When speed is a concern, some brands choose to reshore or move operations closer to their U.S. customer base but Skerritt noted the dearth of American manufacturers with the “sophistication, reliability and ability to operate at scale” for a made-to-measure client.
Proper Cloth built most of its tech stack in house but also taps solutions from Lectra and CAD tools that factories use in their sewing lines. “Generally speaking, mass customization didn’t really exist so we couldn’t just go to the vendor that does this well,” Skerritt said.
Proper Cloth’s 200,000 customers are largely satisfied with their customized-sizing experience; return rates are extremely low for digital commerce, just 3 percent. But Skerritt said the 35 percent of customers who asked for further tweaks and tailoring to their orders struck fear into the company. The idea of having to remake a customized garment was “very scary,” he added, mostly because of how the associated cost would take a bite out of profits.
Then the 10-year-old company discovered that customers who did go through the remake process ultimately became much more valuable and loyal, Skerritt explained. Now, Proper Cloth encourages the “slightly dissatisfied” shopper to choose the remake road. The men’s wear brand finetuned operations so that it wasn’t re-making goods that were “just plain wrong” from the start and is doing more alterations “because minor tweaks would make the product even better,” Skerritt continued. “You can really dial it in for the customer.”
Skerritt admitted that its sizing algorithm is most accurate for customers whose measurements fall in the “middle range”—average enough so that Proper Cloth’s collected thousands of very similar datasets. But as most men with “outlier” measurements—very tall and thin, for example, or perhaps short and portly—start using the service, the algorithm is getting better and fitting these customers over time, he said.
At Trunk Club, personalizing style recommendations for customers requires the careful marriage of art and science. Algorithms take on the responsibility of picking out most of the items a client is likely to love, based on purchase history and preference, but flesh-and-blood stylists often are the ones who create moments of magic. Most customers appreciate Trunk Club nudging them outside of their comfort zone and exposing them to a product they wouldn’t have given a second look, Pathak explained.
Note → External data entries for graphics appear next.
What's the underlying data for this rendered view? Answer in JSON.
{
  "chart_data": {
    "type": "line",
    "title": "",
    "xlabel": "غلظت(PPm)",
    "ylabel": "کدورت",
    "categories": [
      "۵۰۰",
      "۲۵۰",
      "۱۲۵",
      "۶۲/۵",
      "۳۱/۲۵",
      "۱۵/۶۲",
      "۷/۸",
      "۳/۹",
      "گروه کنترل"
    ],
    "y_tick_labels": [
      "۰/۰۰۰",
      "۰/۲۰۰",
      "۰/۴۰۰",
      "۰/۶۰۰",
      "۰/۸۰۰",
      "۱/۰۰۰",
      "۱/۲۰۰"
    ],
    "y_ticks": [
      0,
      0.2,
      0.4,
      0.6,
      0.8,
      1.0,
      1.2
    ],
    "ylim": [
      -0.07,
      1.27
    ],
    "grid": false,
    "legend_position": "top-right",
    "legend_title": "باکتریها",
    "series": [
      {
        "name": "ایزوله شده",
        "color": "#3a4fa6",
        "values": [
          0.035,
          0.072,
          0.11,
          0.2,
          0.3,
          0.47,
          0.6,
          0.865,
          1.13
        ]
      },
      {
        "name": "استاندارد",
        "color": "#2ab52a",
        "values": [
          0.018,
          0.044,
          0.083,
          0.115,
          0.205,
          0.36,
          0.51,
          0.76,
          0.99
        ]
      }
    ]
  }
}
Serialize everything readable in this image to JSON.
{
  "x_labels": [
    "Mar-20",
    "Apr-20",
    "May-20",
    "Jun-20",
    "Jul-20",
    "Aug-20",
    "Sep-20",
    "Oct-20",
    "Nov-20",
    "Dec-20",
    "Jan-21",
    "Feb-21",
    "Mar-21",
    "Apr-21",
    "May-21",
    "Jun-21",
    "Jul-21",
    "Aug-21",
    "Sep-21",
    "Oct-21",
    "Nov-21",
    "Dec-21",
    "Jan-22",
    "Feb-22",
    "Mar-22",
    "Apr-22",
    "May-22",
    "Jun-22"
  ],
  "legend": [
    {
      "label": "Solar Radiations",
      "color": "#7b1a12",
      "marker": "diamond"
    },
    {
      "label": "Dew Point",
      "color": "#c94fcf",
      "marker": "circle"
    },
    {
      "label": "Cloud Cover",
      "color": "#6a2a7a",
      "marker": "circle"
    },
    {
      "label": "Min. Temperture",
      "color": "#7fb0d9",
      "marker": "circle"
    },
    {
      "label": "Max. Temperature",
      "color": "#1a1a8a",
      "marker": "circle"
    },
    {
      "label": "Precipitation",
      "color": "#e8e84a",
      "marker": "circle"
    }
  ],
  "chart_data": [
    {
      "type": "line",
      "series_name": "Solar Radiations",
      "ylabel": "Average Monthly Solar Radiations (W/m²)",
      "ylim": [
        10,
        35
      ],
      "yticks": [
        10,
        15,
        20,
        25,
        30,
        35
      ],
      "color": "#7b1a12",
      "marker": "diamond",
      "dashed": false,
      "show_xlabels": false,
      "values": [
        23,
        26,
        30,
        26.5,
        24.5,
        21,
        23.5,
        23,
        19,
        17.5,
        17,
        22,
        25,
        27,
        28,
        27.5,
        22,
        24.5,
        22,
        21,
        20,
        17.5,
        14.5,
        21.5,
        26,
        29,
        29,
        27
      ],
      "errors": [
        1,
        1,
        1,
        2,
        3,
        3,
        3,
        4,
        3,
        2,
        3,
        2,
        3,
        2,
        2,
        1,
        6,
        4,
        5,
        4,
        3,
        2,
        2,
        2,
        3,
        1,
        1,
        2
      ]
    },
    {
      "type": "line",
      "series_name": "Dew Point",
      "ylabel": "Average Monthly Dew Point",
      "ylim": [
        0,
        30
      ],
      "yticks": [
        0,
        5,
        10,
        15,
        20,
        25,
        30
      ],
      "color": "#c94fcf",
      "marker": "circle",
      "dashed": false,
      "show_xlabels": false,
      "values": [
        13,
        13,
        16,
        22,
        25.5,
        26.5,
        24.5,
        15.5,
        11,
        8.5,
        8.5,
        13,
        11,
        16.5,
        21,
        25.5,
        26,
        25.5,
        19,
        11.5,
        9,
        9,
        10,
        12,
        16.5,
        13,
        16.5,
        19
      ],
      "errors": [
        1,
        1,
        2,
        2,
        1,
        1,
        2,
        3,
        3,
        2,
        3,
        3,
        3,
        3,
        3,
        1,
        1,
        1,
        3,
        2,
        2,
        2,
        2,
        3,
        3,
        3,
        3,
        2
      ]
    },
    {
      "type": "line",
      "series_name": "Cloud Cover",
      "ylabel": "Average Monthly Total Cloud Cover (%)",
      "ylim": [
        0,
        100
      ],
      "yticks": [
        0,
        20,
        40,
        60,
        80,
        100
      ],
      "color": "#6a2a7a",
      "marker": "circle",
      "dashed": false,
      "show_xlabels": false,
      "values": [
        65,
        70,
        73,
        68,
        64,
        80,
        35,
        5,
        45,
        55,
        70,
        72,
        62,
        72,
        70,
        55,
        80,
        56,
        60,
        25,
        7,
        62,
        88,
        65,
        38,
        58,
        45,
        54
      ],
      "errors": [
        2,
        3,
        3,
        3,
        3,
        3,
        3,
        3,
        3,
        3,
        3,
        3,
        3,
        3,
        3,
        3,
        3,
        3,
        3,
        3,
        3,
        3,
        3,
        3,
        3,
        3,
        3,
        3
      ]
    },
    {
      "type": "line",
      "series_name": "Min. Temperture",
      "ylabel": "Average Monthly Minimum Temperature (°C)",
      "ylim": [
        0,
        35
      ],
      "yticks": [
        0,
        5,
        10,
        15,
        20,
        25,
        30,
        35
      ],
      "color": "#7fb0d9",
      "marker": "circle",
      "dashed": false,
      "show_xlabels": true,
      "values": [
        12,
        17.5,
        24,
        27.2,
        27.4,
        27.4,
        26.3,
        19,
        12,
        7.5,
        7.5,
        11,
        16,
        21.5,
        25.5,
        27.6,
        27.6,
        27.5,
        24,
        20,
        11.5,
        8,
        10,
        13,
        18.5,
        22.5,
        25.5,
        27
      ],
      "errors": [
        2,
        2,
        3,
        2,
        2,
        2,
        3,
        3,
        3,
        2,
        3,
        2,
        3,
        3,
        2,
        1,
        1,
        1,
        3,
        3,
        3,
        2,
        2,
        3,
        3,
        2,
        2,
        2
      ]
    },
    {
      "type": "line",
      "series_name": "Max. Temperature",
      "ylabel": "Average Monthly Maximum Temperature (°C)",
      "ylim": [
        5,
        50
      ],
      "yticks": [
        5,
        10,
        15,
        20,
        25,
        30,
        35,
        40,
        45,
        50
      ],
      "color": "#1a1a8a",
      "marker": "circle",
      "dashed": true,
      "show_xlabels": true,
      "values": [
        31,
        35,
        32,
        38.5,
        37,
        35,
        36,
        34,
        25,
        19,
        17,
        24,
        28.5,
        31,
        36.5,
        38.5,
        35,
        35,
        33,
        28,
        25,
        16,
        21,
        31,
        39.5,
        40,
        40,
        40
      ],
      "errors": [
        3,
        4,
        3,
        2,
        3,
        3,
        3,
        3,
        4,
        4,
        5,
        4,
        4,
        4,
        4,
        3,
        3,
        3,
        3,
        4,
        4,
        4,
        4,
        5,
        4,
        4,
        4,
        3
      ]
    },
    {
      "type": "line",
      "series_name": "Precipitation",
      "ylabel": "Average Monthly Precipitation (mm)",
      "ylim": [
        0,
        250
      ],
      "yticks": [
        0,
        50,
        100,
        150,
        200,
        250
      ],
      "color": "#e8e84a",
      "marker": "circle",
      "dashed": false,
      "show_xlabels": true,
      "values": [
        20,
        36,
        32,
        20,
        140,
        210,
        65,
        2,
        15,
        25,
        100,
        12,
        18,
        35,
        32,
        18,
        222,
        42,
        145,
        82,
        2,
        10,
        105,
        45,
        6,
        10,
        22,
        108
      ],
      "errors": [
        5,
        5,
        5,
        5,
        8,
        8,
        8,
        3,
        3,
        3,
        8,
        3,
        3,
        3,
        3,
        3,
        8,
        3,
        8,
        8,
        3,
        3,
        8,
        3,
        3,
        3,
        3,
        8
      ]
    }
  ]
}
“The algorithm is their comfort zone but the art of it is ‘let’s throw this as them and see if they like it,’” Pathak said of how Trunk Club highly experienced staff can delight a customer with the unexpected.
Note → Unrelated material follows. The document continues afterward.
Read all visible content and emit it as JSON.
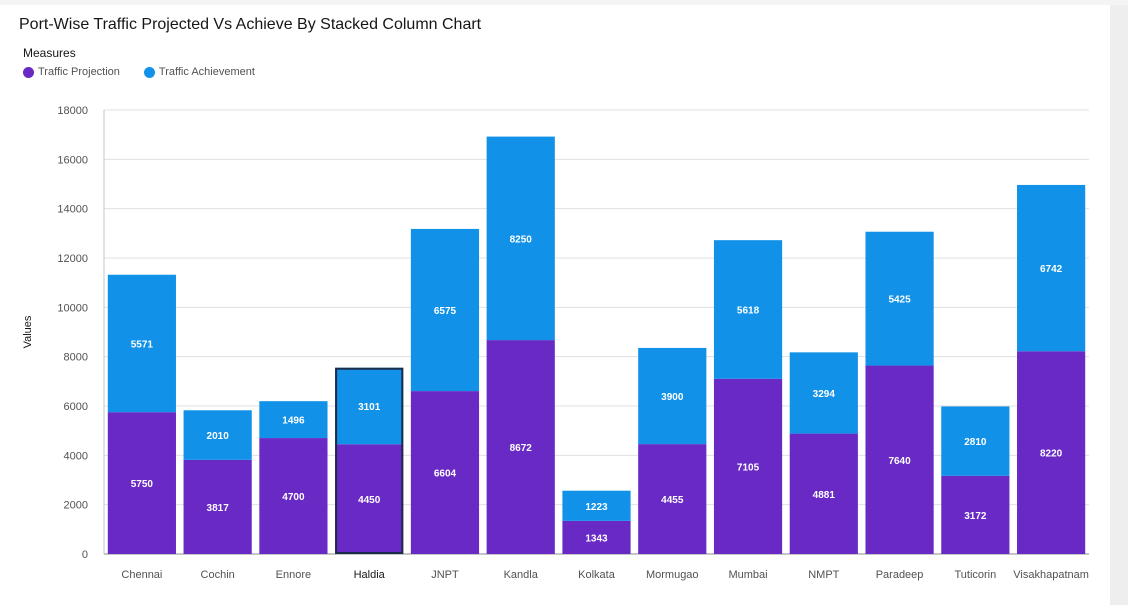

But this approach contains an element of risk, and the question becomes: how much risk is too much? If you push people too far outside their well-defined comfort zone and miss the mark, you don’t really have too make opportunities today to repair a rocky customer relationship because so many competitors are standing by ready to steal your market share, Prathak noted.
Advocates of personalization, customization and made-to-order fashion say it could help consumers rethink their consumption patterns, and encourage them to value products they’ve actively co-created: making fewer but better things. Skerritt admitted that he struggles with the question of sustainability, a multifaceted challenge that fashion’s finally starting to take seriously.
Edouard Macquin, who now leads the Lectra Americas business, cited the oft-used comparison between fresh fish and fast fashion. Everyone loves a catch of the day but no one wants that fish two weeks later when it’s well past its prime. That’s the situation we’ve gotten into with collections delivered at lightning-fast speeds to consumers whose tastes change with every passing trend and inventory stockpiles marked down to reflect their diminishing value.
“We need to get away from that model because it’s definitely not sustainable,” Macquin said, “but you still need a business model that’s profitable.”